In order to intensify scientific research and to integrate friendly nations into its own space programme, the Soviet Union initiated the »Interkosmos Programme«. As early as 1967, an »Agreement on Participation in the Exploration and Use of Outer Space by Means of Artificial Earth Satellites for Peaceful Purposes« was concluded between the Soviet Union and friendly socialist countries. This agreement was also intended to enable other nations to launch their own space travellers into space. In the programme, the Soviet Union provided the proven launch technology for the flight into space, while the other participating countries had to develop and provide their own equipment, measuring instruments and facilities for research purposes.
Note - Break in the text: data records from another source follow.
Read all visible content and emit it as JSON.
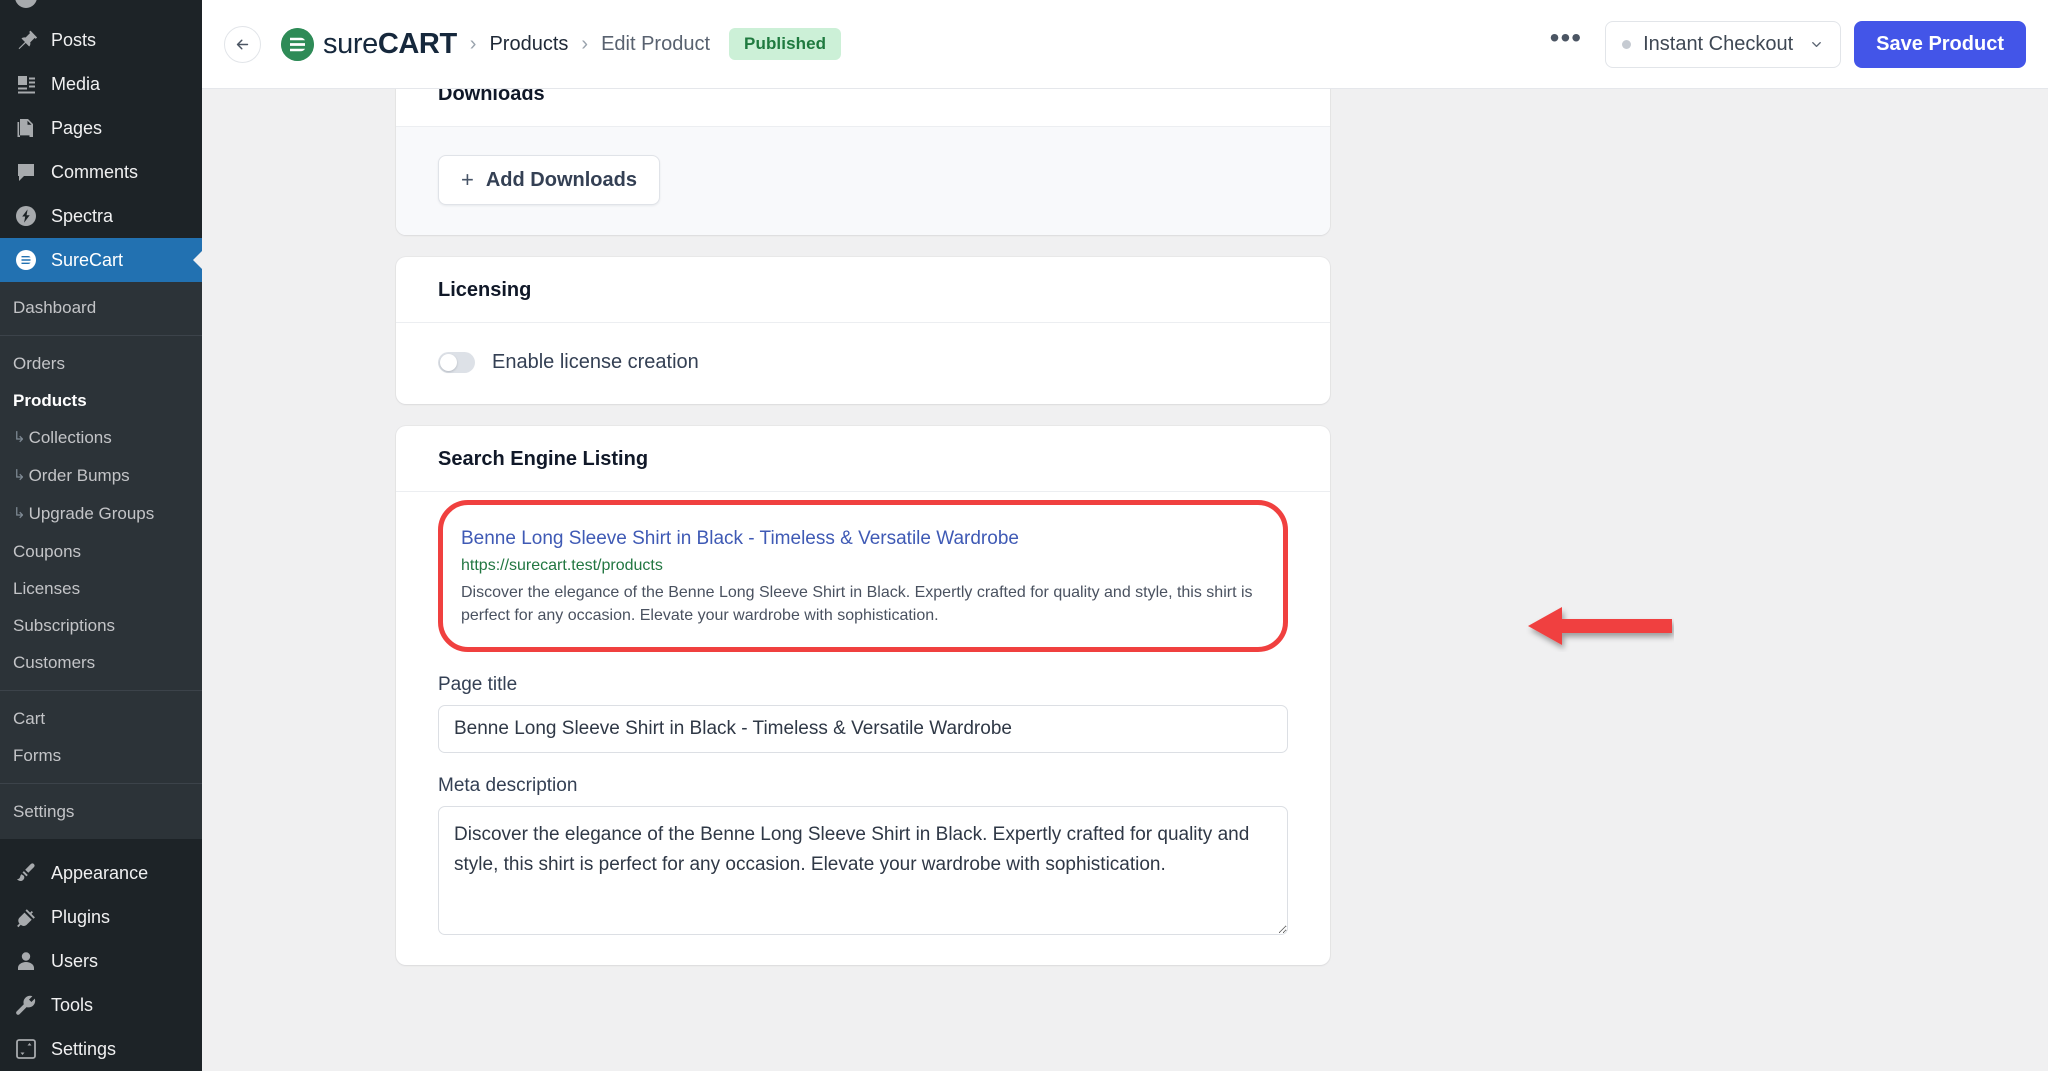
{
  "wp_sidebar": {
    "items": [
      {
        "label": "Posts",
        "icon": "pin-icon",
        "active": false
      },
      {
        "label": "Media",
        "icon": "media-icon",
        "active": false
      },
      {
        "label": "Pages",
        "icon": "pages-icon",
        "active": false
      },
      {
        "label": "Comments",
        "icon": "comments-icon",
        "active": false
      },
      {
        "label": "Spectra",
        "icon": "spectra-icon",
        "active": false
      },
      {
        "label": "SureCart",
        "icon": "surecart-icon",
        "active": true
      }
    ],
    "submenu_group_1": [
      {
        "label": "Dashboard",
        "current": false,
        "child": false
      }
    ],
    "submenu_group_2": [
      {
        "label": "Orders",
        "current": false,
        "child": false
      },
      {
        "label": "Products",
        "current": true,
        "child": false
      },
      {
        "label": "Collections",
        "current": false,
        "child": true
      },
      {
        "label": "Order Bumps",
        "current": false,
        "child": true
      },
      {
        "label": "Upgrade Groups",
        "current": false,
        "child": true
      },
      {
        "label": "Coupons",
        "current": false,
        "child": false
      },
      {
        "label": "Licenses",
        "current": false,
        "child": false
      },
      {
        "label": "Subscriptions",
        "current": false,
        "child": false
      },
      {
        "label": "Customers",
        "current": false,
        "child": false
      }
    ],
    "submenu_group_3": [
      {
        "label": "Cart",
        "current": false,
        "child": false
      },
      {
        "label": "Forms",
        "current": false,
        "child": false
      }
    ],
    "submenu_group_4": [
      {
        "label": "Settings",
        "current": false,
        "child": false
      }
    ],
    "bottom_items": [
      {
        "label": "Appearance",
        "icon": "paintbrush-icon"
      },
      {
        "label": "Plugins",
        "icon": "plug-icon"
      },
      {
        "label": "Users",
        "icon": "user-icon"
      },
      {
        "label": "Tools",
        "icon": "wrench-icon"
      },
      {
        "label": "Settings",
        "icon": "sliders-icon"
      }
    ],
    "child_prefix_glyph": "↳"
  },
  "topbar": {
    "back_icon": "arrow-left-icon",
    "brand_sure": "sure",
    "brand_cart": "CART",
    "breadcrumb_sep": "›",
    "breadcrumbs": [
      {
        "label": "Products"
      },
      {
        "label": "Edit Product"
      }
    ],
    "status_badge": "Published",
    "kebab": "•••",
    "checkout_select_value": "Instant Checkout",
    "chevron_icon": "chevron-down-icon",
    "save_label": "Save Product"
  },
  "cards": {
    "downloads": {
      "title": "Downloads",
      "add_button": "Add Downloads",
      "plus_glyph": "+"
    },
    "licensing": {
      "title": "Licensing",
      "toggle_label": "Enable license creation",
      "toggle_on": false
    },
    "seo": {
      "title": "Search Engine Listing",
      "preview": {
        "title": "Benne Long Sleeve Shirt in Black - Timeless & Versatile Wardrobe",
        "url": "https://surecart.test/products",
        "description": "Discover the elegance of the Benne Long Sleeve Shirt in Black. Expertly crafted for quality and style, this shirt is perfect for any occasion. Elevate your wardrobe with sophistication."
      },
      "page_title_label": "Page title",
      "page_title_value": "Benne Long Sleeve Shirt in Black - Timeless & Versatile Wardrobe",
      "meta_description_label": "Meta description",
      "meta_description_value": "Discover the elegance of the Benne Long Sleeve Shirt in Black. Expertly crafted for quality and style, this shirt is perfect for any occasion. Elevate your wardrobe with sophistication."
    }
  },
  "annotations": {
    "highlight_color": "#f0403f",
    "arrow_color": "#f0403f",
    "arrow_direction": "left",
    "target": "search-engine-listing-preview"
  },
  "colors": {
    "sidebar_bg": "#1d2327",
    "sidebar_submenu_bg": "#2c3338",
    "sidebar_active": "#2271b1",
    "page_bg": "#f0f0f1",
    "brand_green": "#2e8b57",
    "save_blue": "#4355e8",
    "badge_bg": "#ccf0d7",
    "badge_text": "#1f7a3f",
    "serp_title": "#3f5ab5",
    "serp_url": "#227742"
  }
}
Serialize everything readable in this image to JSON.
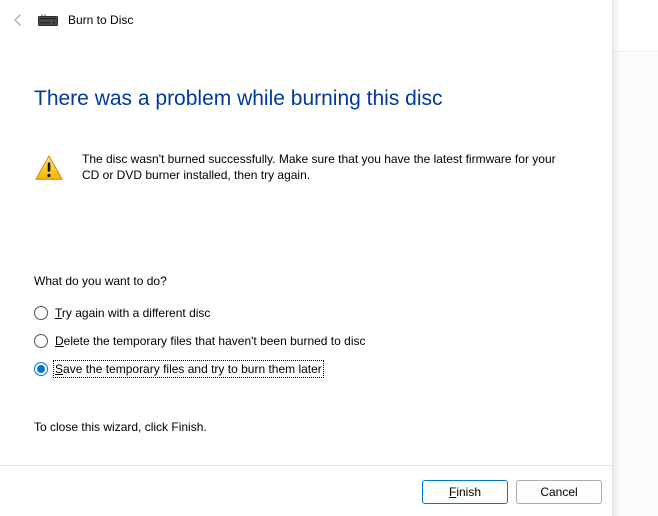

In November 1976, Lieutenant Colonel Sigmund Jähn, a military pilot of the National People's Army (NVA), was selected for cosmonaut training in the Star City near Moscow. After an intensive preparation and training phase lasting several years, the time had come on 26 August 1978. At 4.51 pm and 30 seconds German time, »Soyuz 31« lifted off with the Soviet cosmonauts Valeri Bykovsky and the East German Sigmund Jähn from the Baikonur spaceport in the Kazakh steppe. The spacecraft's destination was the Soviet orbital station »Salyut 6«, predecessor of the Soviet space station »Mir« and today's international space station »ISS«. Once there, Jahn conducted numerous scientific experiments under cosmic conditions. Among other things, during his time on the orbital station he operated the »MKF 6«, a multi-spectral camera developed by the Carl Zeiss Jena combine, which was considered the best space camera at the time. After a total of 7 days, 20 hours, 49 minutes and 4 seconds, Bykowski and Jähn landed back on Earth in their space capsule.
The East German media reported extensively on the first space flight by a German. The launch of the »Soyuz« spacecraft was broadcast on television and the daily newspaper »Neues Deutschland« ran the headline on 27 August 1978: »The first German in space, a citizen of the DDR«. After his return to the DDR, Sigmund Jähn was celebrated like a state hero, promoted to colonel and received the award »Hero of the DDR«. In the years that followed, numerous schools and leisure centres were named after Jähn.
Our collection includes a press folder on the joint space flight as part of the »Interkosmos« project. It contains various postcards, some with Jähn's signature, pins with the »Interkosmos« logo, press articles on the subject as well as printed summary press information. The folder itself is made of plastic and was compiled by the Berlin Press Centre. Furthermore, there are pins and badges as well as stamps and envelopes in the collection of the DDR Museum. All inventoried objects on the subject of »Interkosmos« can be discovered in the free object database.
With the end of the Cold War and the collapse of the Soviet Union, cooperation in space also changed. Since 1998, the International Space Station (»ISS«) has been orbiting the Earth at an altitude of 400 kilometres. A total of 15 nations participate in the »ISS« and continue to build it up. Nowadays, extensive research projects are planned and implemented in cooperation. There are ambitious plans for the future to explore Mars and other planets.
Editor's note: The article first appeared on 27 August 2015.